> > Hello All:
> > I hope I am posting to the correct group. I am a * graphic
> > designer who for the last two years has been doing a weekly newspaper for
> > a Medical employment company. Every Friday I delivered the art boards to
> > them so their printer could pick them up. The owner has now decided to do
> > the work in-house since he is expanding. My question is in regards to who
> > has the right to all the computer files. We never drew up an agreement as
> > to this (I wish we had, but thats another long story). I have looked
> > through the Graphic Arts Guild Handbook for help. It doesn't really
> > address the situation exactly, but it did give me the impression that the
> > art boards are the Medical Employment companys1 and the computer files are
> > mine. All the artwork and programs and fonts are all mine and were
> > purchased by me (as well as all equipment). The only thing supplied to me
> > were the actual art boards to paste the artwork up on.
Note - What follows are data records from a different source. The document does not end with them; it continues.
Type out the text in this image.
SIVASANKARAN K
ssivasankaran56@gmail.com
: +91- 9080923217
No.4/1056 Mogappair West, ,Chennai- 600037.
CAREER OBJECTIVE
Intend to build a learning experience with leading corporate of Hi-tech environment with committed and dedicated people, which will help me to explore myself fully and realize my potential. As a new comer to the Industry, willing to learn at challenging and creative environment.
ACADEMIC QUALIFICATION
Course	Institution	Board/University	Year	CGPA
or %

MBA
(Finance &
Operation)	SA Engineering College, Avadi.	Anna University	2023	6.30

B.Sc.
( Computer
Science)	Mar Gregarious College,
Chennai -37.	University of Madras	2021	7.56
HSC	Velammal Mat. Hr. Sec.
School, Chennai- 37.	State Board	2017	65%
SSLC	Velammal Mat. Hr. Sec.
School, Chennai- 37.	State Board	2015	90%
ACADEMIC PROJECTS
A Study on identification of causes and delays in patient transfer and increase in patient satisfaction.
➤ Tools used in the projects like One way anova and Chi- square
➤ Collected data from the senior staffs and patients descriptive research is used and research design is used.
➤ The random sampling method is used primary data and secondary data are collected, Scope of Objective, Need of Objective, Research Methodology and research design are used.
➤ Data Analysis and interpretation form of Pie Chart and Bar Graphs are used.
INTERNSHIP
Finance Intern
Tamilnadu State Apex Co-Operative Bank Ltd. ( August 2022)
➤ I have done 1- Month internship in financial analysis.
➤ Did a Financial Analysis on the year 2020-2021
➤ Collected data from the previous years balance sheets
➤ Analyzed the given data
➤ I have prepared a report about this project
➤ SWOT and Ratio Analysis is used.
> > ANY advice would be appreciated! E-mail or post here. I WISH I would have
> > drawn up a contract, but I look at it as a valuable lesson.
> > Thanks in advance!!
> > Brian Eggertsen<<<
> I too am a *r Brian. But legal advice I cannot give. Just some
> insight as to how it works in my opinion.
> IF.....you have been getting paid to do the FOR this company, they retain
> the rights to it. You are selling them a product. It is theirs.
> IF you have been selling them THE RIGHTS to your artwork, you retain the
> rights. This however has to be agreed upon BEFORE work begins. With no
> written agreement, the work is theirs to keep. If you try to use your own
> work for something else, and they have their little copyright symbol on
> it, they could sue you. Sticky situation. I wish you the best of luck
> resolving it.
> Mike Lawless
> RaceArt/Lawless Designs
Neither lawyer nor doctor am I, but I do run a small publishing service
company and deal with the in-house thing all the time.
Brian does own the computer files (assuming he owns the hardware and
software that created them) and the medical company owns the boards. I
would suggest that Brian do a couple of things. In the future, draw up a
contract that specifies who owns the work. But spilt milk is spilt.
Brian, why don't you try to educate the client that their better off not
bringing the work in-house. Buying a Mac and throwing it at a secretary is
not going to get them a better product. The computer is merely a tool, but
the knowledge and creativity and experience making the tool sing is why we
hire designers and compositors. Convince them of this. IE sell them on the
idea. If they truly are expanding, they'll need to hire a full- or
part-timer, that could be you.
Second, if they are solid on the in-house, you are under no obligation to
GIVE them the COMPUTER files, especially since there is no contract
specifying this If the relationship is one you want to maintain, you
SHOULD give them the files with your blessing. You might even ASK for a
payment. Before you go in, think this all through, be prepared with
concessions, but also know what you're bottom line is, where YOU draw the
line, and stick to it. They'll respect you for it.
You could also sell them on training. IE, make some money training their
in-house person. The trick is to keep a good relationship if it's worth
If they are **s****s, keep the files. Let them rebuild the files. Hope
this helps. Keep your chin up. Let us know how it turns out.